Here it comes Neumann thought. / wish Angela were here. I bet she'd have a better handle on it than this guy. Alex Neumann had spent quite a bit of time with the psychologist he met at the Quantico class on sexual harassment awareness training. He had taken Angela Riggs to dinner on three occasions in the last week, but was finding it harder to see her with the increasing demands of this new assignment.

"I can go into detail and explanation if you want," Berkowitz continued, "but my opinion is that the person who wrote these Internet messages is intelligent, well-educated, and thinks of himself as much smarter, more clever, and generally better than the people he normally deals with. He looks down on those with less education, and he likes to show how witty he is. In his first message, he sneered at government employees with GED degrees.

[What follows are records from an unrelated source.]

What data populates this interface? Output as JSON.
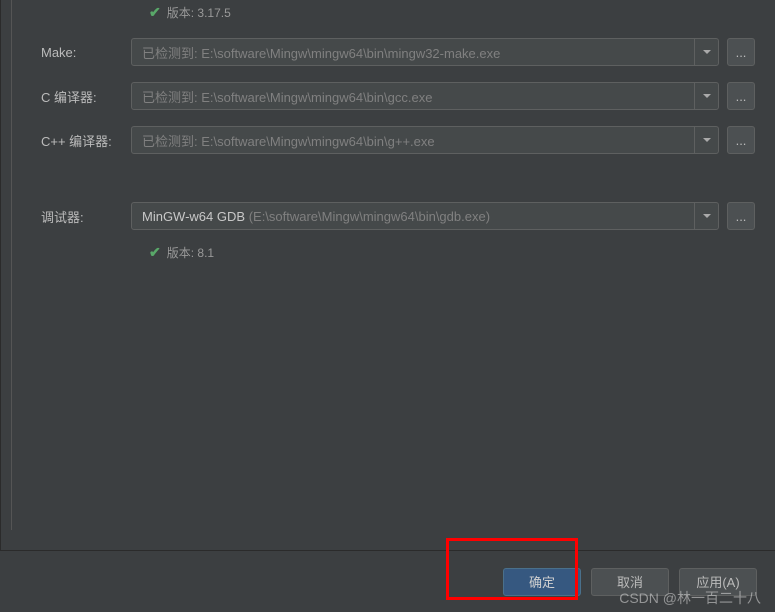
{
  "top_version": {
    "label": "版本: 3.17.5"
  },
  "fields": {
    "make": {
      "label": "Make:",
      "value": "已检测到: E:\\software\\Mingw\\mingw64\\bin\\mingw32-make.exe"
    },
    "c_compiler": {
      "label": "C 编译器:",
      "value": "已检测到: E:\\software\\Mingw\\mingw64\\bin\\gcc.exe"
    },
    "cpp_compiler": {
      "label": "C++ 编译器:",
      "value": "已检测到: E:\\software\\Mingw\\mingw64\\bin\\g++.exe"
    },
    "debugger": {
      "label": "调试器:",
      "name": "MinGW-w64 GDB",
      "path": "(E:\\software\\Mingw\\mingw64\\bin\\gdb.exe)"
    }
  },
  "debugger_version": {
    "label": "版本: 8.1"
  },
  "browse_label": "...",
  "buttons": {
    "ok": "确定",
    "cancel": "取消",
    "apply": "应用(A)"
  },
  "watermark": "CSDN @林一百二十八"
}
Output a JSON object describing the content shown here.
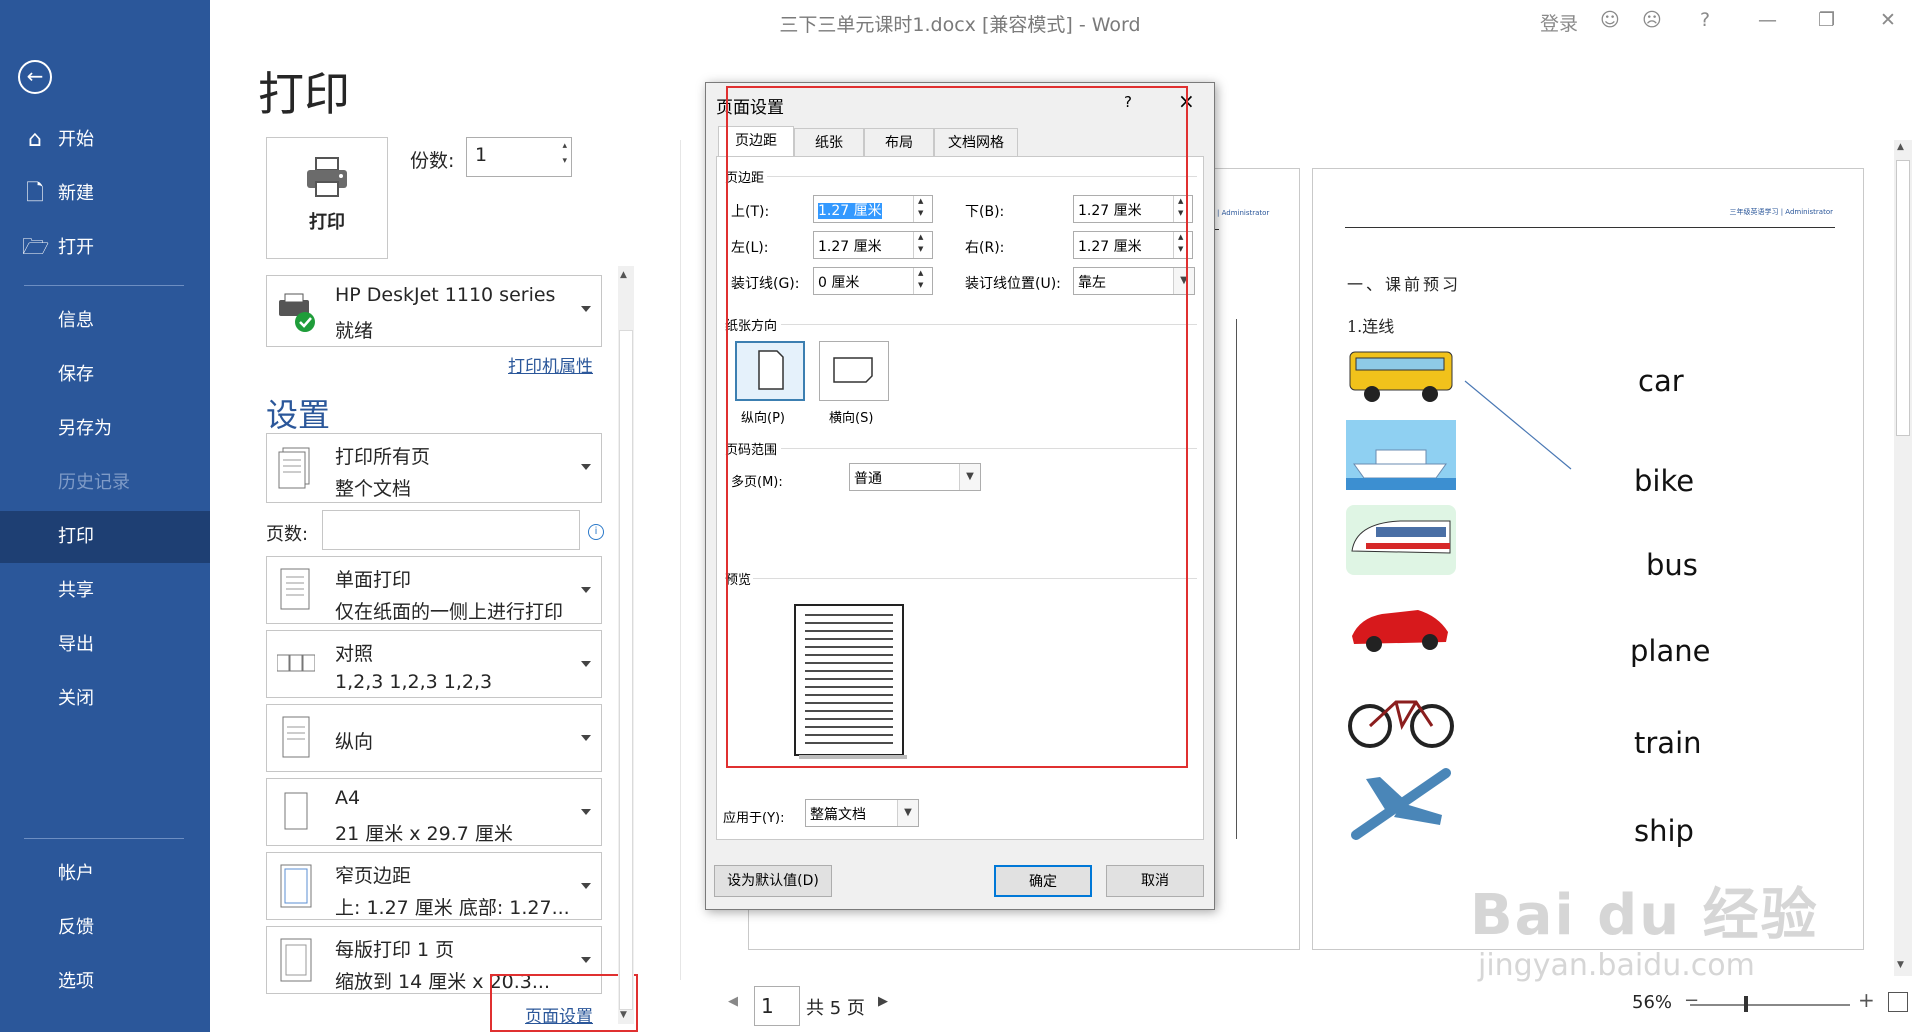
{
  "window": {
    "title": "三下三单元课时1.docx [兼容模式] - Word",
    "login_label": "登录",
    "help_label": "?"
  },
  "nav": {
    "back_icon": "arrow-left-icon",
    "items": [
      {
        "label": "开始",
        "icon": "home-icon"
      },
      {
        "label": "新建",
        "icon": "new-doc-icon"
      },
      {
        "label": "打开",
        "icon": "open-folder-icon"
      },
      {
        "label": "信息"
      },
      {
        "label": "保存"
      },
      {
        "label": "另存为"
      },
      {
        "label": "历史记录",
        "disabled": true
      },
      {
        "label": "打印",
        "active": true
      },
      {
        "label": "共享"
      },
      {
        "label": "导出"
      },
      {
        "label": "关闭"
      },
      {
        "label": "帐户"
      },
      {
        "label": "反馈"
      },
      {
        "label": "选项"
      }
    ]
  },
  "print": {
    "heading": "打印",
    "print_button_label": "打印",
    "copies_label": "份数:",
    "copies_value": "1",
    "printer_name": "HP DeskJet 1110 series",
    "printer_status": "就绪",
    "printer_properties_link": "打印机属性",
    "settings_heading": "设置",
    "pages_label": "页数:",
    "pages_value": "",
    "settings": [
      {
        "line1": "打印所有页",
        "line2": "整个文档"
      },
      {
        "line1": "单面打印",
        "line2": "仅在纸面的一侧上进行打印"
      },
      {
        "line1": "对照",
        "line2": "1,2,3    1,2,3    1,2,3"
      },
      {
        "line1": "纵向",
        "line2": ""
      },
      {
        "line1": "A4",
        "line2": "21 厘米 x 29.7 厘米"
      },
      {
        "line1": "窄页边距",
        "line2": "上: 1.27 厘米 底部: 1.27..."
      },
      {
        "line1": "每版打印 1 页",
        "line2": "缩放到 14 厘米 x 20.3..."
      }
    ],
    "page_setup_link": "页面设置"
  },
  "preview": {
    "page_header_text": "三年级英语学习 | Administrator",
    "section_title": "一、课前预习",
    "subsection": "1.连线",
    "words": [
      "car",
      "bike",
      "bus",
      "plane",
      "train",
      "ship"
    ],
    "current_page": "1",
    "total_pages_label": "共 5 页",
    "zoom_label": "56%",
    "zoom_minus": "−",
    "zoom_plus": "+"
  },
  "dialog": {
    "title": "页面设置",
    "help": "?",
    "close": "×",
    "tabs": [
      "页边距",
      "纸张",
      "布局",
      "文档网格"
    ],
    "active_tab": 0,
    "margins_group": "页边距",
    "top_label": "上(T):",
    "top_value": "1.27 厘米",
    "bottom_label": "下(B):",
    "bottom_value": "1.27 厘米",
    "left_label": "左(L):",
    "left_value": "1.27 厘米",
    "right_label": "右(R):",
    "right_value": "1.27 厘米",
    "gutter_label": "装订线(G):",
    "gutter_value": "0 厘米",
    "gutter_pos_label": "装订线位置(U):",
    "gutter_pos_value": "靠左",
    "orientation_group": "纸张方向",
    "portrait_label": "纵向(P)",
    "landscape_label": "横向(S)",
    "pages_group": "页码范围",
    "multiple_pages_label": "多页(M):",
    "multiple_pages_value": "普通",
    "preview_group": "预览",
    "apply_to_label": "应用于(Y):",
    "apply_to_value": "整篇文档",
    "set_default_button": "设为默认值(D)",
    "ok_button": "确定",
    "cancel_button": "取消"
  },
  "watermark": {
    "brand": "Bai du 经验",
    "url": "jingyan.baidu.com"
  },
  "colors": {
    "nav_bg": "#2b579a",
    "nav_active": "#1e3f73",
    "accent": "#2b579a",
    "highlight_box": "#e03030"
  }
}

"In his last message, he used the phrase 'Sicilian gentlemen' to describe Mafia thugs. He also offers this 'suggestion' that ATF agents resign publicly by placing an ad in the newspaper. This is a smug person who likely has no close friends. His familiarity with computers is consistent with this. Ultimately, this man wants to be caught. He wants to be caught so that the whole country can see the clever individual who made the giant federal government look foolish." During this testimony, Neumann suddenly realized that the President was looking at him. Shit. Hope I wasn't rolling my eyes.